People suffering from asthma are usually prescribed two types of inhalers:
- Spray containing corticosteroids: This acts as a long-term medication and must be used regularly to relieve the inflammation and thus the cause of the symptoms. This reduces asthma attacks. In this case, cortisone acts only locally, that is, in the airways. Therefore side effects affecting the whole body are not expected from an asthma spray.
- Saba Spray: Contains an active ingredient that expands the bronchi. It is an emergency medicine and is used only in an emergency to quickly relieve acute symptoms. The effect usually only lasts for a few hours.
Good asthma treatment is characterized by the fact that SABA sprays are used as rarely as possible.
However, an analysis of prescription data in the UK found that 26 per cent of asthma patients primarily used Saba inhalers and were prescribed them at least six times a year. The number of prescriptions varied significantly between primary care practices: in some, more were prescribed to 6 percent of asthma patients, in others it was up to 60 percent.

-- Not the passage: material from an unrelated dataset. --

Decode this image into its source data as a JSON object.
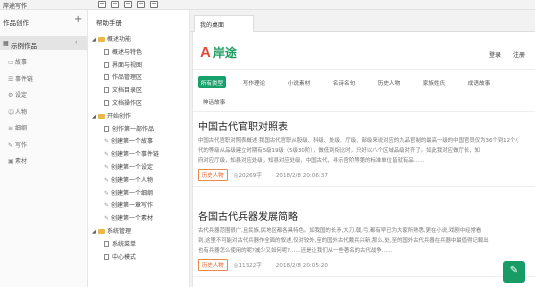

However, the use of SABA sprays instead of corticosteroid sprays has been associated with poor asthma control and severe asthma attacks and hospitalization. An older 2014 study also showed that overuse of SABA sprays killed more people with asthma.
Dr. Anna de Simoni of Queen Mary University London said: “There is significant room for improvement – we have calculated that hospitalizations related to asthma in this group resulted in a reduction in patients using more than 12 SABA inhalers per year. Could be 70 percent less.”